To make this decision, the assistant relied on several pieces of knowledge and made certain assumptions:

Knowledge required:

The Deliberate Approach: Reading Before Writing

The most instructive aspect of this message is the assistant's methodology. Rather than immediately jumping into code changes, the assistant first read the existing implementation. The [read] tool call and the file content shown in the message are evidence of this deliberate approach.

This matters because ClusterTopology() was a complex function with multiple responsibilities:

Broader Significance

This message, while brief, captures a fundamental pattern in software engineering: the cycle of building, verifying, observing, and iterating. The assistant had just completed a significant feature (I/O throughput tracking) and verified it was working. But rather than declaring victory and moving on, the assistant continued to examine the system holistically, noticing that another part of the monitoring system was incomplete.

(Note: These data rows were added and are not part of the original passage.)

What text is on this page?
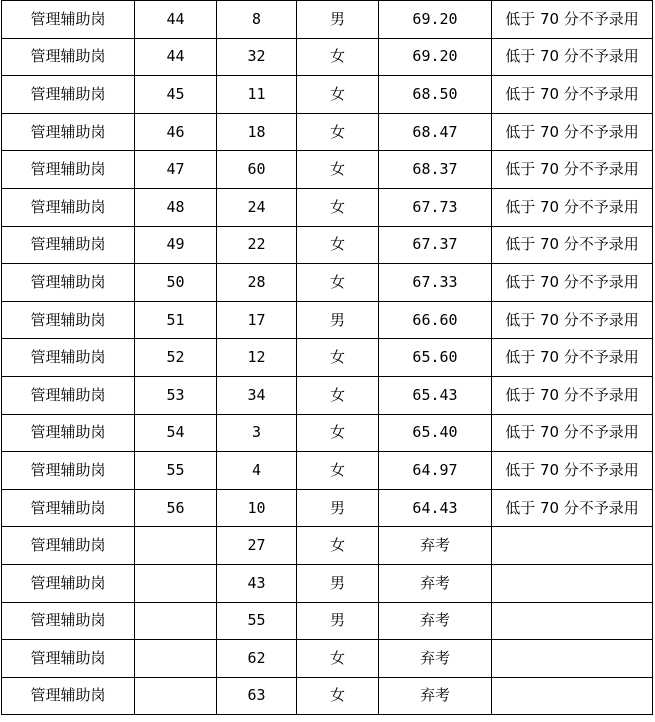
管理辅助岗	44	8	男	69.20	低于 70 分不予录用
管理辅助岗	44	32	女	69.20	低于 70 分不予录用
管理辅助岗	45	11	女	68.50	低于 70 分不予录用
管理辅助岗	46	18	女	68.47	低于 70 分不予录用
管理辅助岗	47	60	女	68.37	低于 70 分不予录用
管理辅助岗	48	24	女	67.73	低于 70 分不予录用
管理辅助岗	49	22	女	67.37	低于 70 分不予录用
管理辅助岗	50	28	女	67.33	低于 70 分不予录用
管理辅助岗	51	17	男	66.60	低于 70 分不予录用
管理辅助岗	52	12	女	65.60	低于 70 分不予录用
管理辅助岗	53	34	女	65.43	低于 70 分不予录用
管理辅助岗	54	3	女	65.40	低于 70 分不予录用
管理辅助岗	55	4	女	64.97	低于 70 分不予录用
管理辅助岗	56	10	男	64.43	低于 70 分不予录用
管理辅助岗		27	女	弃考	
管理辅助岗		43	男	弃考	
管理辅助岗		55	男	弃考	
管理辅助岗		62	女	弃考	
管理辅助岗		63	女	弃考	
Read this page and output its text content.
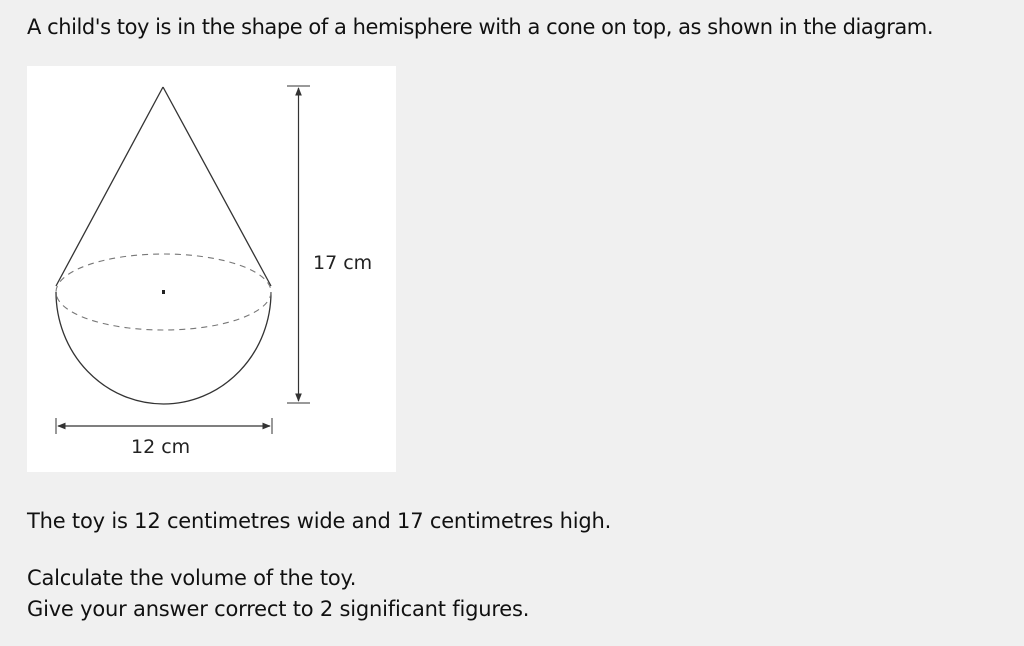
A child's toy is in the shape of a hemisphere with a cone on top, as shown in the diagram.

17 cm
12 cm

The toy is 12 centimetres wide and 17 centimetres high.

Calculate the volume of the toy.

Give your answer correct to 2 significant figures.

The zeros in the storage statistics were not an error in the traditional sense—no crash, no warning, no exception. They were a semantic gap: the system was technically functioning but not providing useful information. Identifying and closing these gaps is what separates a working prototype from a genuinely useful system.

The message also illustrates the importance of having a complete feedback loop in monitoring systems. A dashboard that shows zeros for storage statistics is worse than no dashboard at all—it actively misleads the operator into believing the cluster is empty. By recognizing this and taking action to populate real data, the assistant was ensuring that the monitoring system would fulfill its fundamental purpose: providing accurate, actionable information about the state of the distributed system.

In the broader context of the session, this message represents a transition from building the monitoring infrastructure (the pipes) to filling it with meaningful data (the water). The I/O throughput tracking was the first piece of real operational data flowing through the system. Storage statistics would be the second. And each piece of real data made the monitoring dashboard more valuable for understanding and operating the distributed S3 cluster.